Le vin face à une mutation profonde de sa consommation
Depuis une quinzaine d’années, des signaux montraient une mutation profonde de la consommation de vin en France et les derniers chiffres renforcent cette évolution à laquelle sont confrontées les régions viticoles.
Les chiffres tombent et malheureusement se ressemblent. Tous indiquent une même baisse des ventes de vins en 2022, et donc, une baisse de la consommation de vin en France. Le dernier en date est issu des données de l’IRI World Wide, la société spécialisée dans l’analyse de données de marchés relevées le 4 décembre dernier et qui confirme une baisse de 6% des volumes de vins tranquilles, toutes catégories confondues, en grande distribution et une baisse de 4,91% du chiffre d’affaires. Les vins rouges sont les plus pénalisés (-9,7% en volume et -3,2% en valeur), et les rosés s’en sortent le mieux (-1%, en volume et 3,6% en valeur). Dans le détail, les vins d’AOP sont particulièrement touchés, avec une baisse de 7,2% en volume et de -4,7% en valeur.
Une « premiumisation » de la production viticole au détriment du renouvellement de l’offre ?

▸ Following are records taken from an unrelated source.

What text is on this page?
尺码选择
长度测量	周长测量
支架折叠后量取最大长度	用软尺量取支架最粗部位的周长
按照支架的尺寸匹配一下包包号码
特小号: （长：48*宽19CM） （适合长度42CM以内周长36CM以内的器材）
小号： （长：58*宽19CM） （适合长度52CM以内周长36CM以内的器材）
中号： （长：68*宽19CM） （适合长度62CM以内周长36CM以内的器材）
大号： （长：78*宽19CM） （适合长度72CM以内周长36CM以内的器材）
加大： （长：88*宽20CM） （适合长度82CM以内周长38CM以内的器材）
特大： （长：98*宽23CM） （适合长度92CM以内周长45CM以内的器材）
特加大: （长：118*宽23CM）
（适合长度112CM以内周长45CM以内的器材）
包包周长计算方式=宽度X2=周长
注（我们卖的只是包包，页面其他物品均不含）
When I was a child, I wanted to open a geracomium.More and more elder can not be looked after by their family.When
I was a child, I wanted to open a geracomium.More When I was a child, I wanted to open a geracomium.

Certes, l’inflation, le coût de l’énergie et la crise actuelle renforcent ces mauvais résultats. « Nous retrouvons les volumes de vente de 2019, soit la plus mauvaise année, avant la crise sanitaire. Les deux années qui ont suivi, 2020 et 2021, ont vu les ventes progresser à la faveur des confinements, mais nous retrouvons le rythme de baisse passé », analyse Eric Marzec, directeur de clientèle de l’IRI. Si bien que sur le temps long, la baisse de la consommation se poursuit inexorablement. Car, au-delà de ces chiffres conjoncturels de l’année 2022, ils nous donnent aussi à voir une véritable mutation en cours des modes de consommation de vin en France qui a commencé à émerger il y a une trentaine d’années en réalité. Même si cela ne se manifestait pas de manière aussi visible dans les ventes. Et aujourd’hui, ils illustrent parfaitement cette mutation.
Pendant vingt ans, la filière a pensé que cette baisse de la consommation s’accompagnait d’une meilleure perception qualitative des vins par les consommateurs. Le fameux adage « buvons moins, mais buvons mieux ». Certes, cette vision a permis une « premiumisation » de la production viticole hexagonale, basée sur le tout AOC et sur une meilleure valorisation des terroirs de production. Et de mieux armer la viticulture Française face à la concurrence internationale en se positionnant d’emblée avec une offre qualitative et diversifiée, sur le marché mondial. Mais sur le marché intérieur, une partie de la production est restée braquée sur une frange de la population, celle des consommateurs réguliers qui représentent l’essentiel des volumes de vins, notamment d’entrée de gamme, sans pour autant renouveler son offre auprès des jeunes consommateurs et en se positionnant comme un marché à part, à l’écart de la concurrence des autres alcools, notamment de la bière.
La déconsommation du vin, un phénomène qui n’est pas nouveau
Or, grâce à certaines études, notamment celle de FranceAgriMer et de l’Inrae, réalisée depuis 1980, tous les 5 ans, sur un très large panel de consommateurs, les mutations de consommation sont visibles. Cette enquête est menée en face à face à domicile auprès de 4030 personnes représentatives de la population française âgée de 15 ans et plus. Ce remarquable travail sur le long terme illustre comment les modes de consommation de vins ont évolué en une quarantaine d’années, selon les âges, les revenus, les sexes et les milieux socioprofessionnels. Une véritable étude sociologique qui préfigurait déjà parfaitement, dans les éditions de 1995, 2000, 2005, 2010 et 2015 (la dernière en date), ce qui se manifeste aujourd’hui. Et si l’on croise cette étude avec les statistiques de vente publiées régulièrement depuis quinze ans, on s’aperçoit que le phénomène n’est pas nouveau, contrairement à ce que laisse penser la filière qui semble tout à coup surprise par ce phénomène de déconsommation. En décembre dernier, la filière alertait les pouvoirs publics que la chute de consommation de vin menaçait plus de 100 000 emplois dans les dix prochaines années.